Postoperative nausea and vomiting (PONV) are strong predictors of protracted postoperative stay and unanticipated hospital admission in the (planned) ambulatory setting. Moreover, PONV are extremely distressing symptoms for patients, affecting not only their postoperative functional level but also their satisfaction with their entire anesthetic/surgical experience. The occurrence of PONV may actually trigger a negative assessment by the patient of the quality of care delivered by his or her anesthesiologist. Although death as a direct result of vomiting is highly unusual, serious morbidity from severe vomiting can occur, including esophageal rupture, pneumothorax, splenic laceration, hematoma, and wound dehiscence. PONV studies abound and educate the clinician about a plethora of issues, including the scope of the problem, associated risk factors, cost issues, and the bevy of choices available in anesthetic technique and maneuvers, traditional pharmacologic antiemetic agents, and nontraditional therapies.

The glucocorticoids dexamethasone and methylprednisolone have antiemetic properties exerted by an as-yet-undetermined mechanism. Postulated mechanisms, however, include prostaglandin antagonism and endorphin release. The glucocorticoids have been used successfully for many years to prevent chemotherapy-induced vomiting. Nonetheless, although the first clinical trial suggesting that dexamethasone may prevent PONV was published in 1993, 1 to date the role of dexamethasone in the surgical arena is less well understood.

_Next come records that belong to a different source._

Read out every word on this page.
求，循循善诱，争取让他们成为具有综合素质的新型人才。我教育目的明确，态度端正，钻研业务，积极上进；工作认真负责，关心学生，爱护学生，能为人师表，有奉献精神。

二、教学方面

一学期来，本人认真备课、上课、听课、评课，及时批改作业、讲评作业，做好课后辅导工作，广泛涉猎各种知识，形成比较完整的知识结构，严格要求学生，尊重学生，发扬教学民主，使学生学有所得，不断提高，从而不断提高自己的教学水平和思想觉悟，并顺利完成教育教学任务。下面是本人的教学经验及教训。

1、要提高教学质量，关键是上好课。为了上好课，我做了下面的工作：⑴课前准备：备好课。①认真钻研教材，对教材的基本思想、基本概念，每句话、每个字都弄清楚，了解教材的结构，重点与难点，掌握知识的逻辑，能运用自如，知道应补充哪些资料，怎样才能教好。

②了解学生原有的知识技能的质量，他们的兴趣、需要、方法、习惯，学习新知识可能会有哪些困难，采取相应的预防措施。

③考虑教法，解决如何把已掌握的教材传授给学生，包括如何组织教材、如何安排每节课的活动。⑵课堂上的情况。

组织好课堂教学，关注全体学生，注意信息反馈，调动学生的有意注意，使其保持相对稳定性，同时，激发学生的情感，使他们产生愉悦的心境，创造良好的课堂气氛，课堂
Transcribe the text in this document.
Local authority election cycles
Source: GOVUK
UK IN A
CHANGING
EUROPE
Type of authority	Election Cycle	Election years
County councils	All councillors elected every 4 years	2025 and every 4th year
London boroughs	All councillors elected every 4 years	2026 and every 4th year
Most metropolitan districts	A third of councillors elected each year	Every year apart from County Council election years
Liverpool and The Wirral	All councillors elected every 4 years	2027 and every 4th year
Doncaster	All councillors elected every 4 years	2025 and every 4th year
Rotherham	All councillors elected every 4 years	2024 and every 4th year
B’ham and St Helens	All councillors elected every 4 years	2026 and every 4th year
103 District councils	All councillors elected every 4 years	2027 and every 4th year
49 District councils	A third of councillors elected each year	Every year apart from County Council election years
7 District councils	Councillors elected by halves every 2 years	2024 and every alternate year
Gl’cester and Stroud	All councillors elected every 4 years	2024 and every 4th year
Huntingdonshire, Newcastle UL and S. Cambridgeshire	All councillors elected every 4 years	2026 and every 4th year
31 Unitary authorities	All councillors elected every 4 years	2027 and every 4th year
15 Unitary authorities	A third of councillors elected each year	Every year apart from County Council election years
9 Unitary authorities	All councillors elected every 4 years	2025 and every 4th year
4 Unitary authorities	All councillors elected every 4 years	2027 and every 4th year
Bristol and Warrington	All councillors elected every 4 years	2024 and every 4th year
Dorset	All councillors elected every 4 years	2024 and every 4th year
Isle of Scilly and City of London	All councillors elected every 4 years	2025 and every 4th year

The current randomized, double-blinded, placebo-controlled study by Wang and colleagues is the first to determine the optimal timing of IV dexamethasone administration for prevention of PONV. The investigators demonstrated that prophylactic IV administration of 10 mg dexamethasone immediately before induction, rather than after extubation, was more effective in preventing PONV. Moreover, the beneficial antiemetic effect persisted throughout the first 24 hr of the postoperative period.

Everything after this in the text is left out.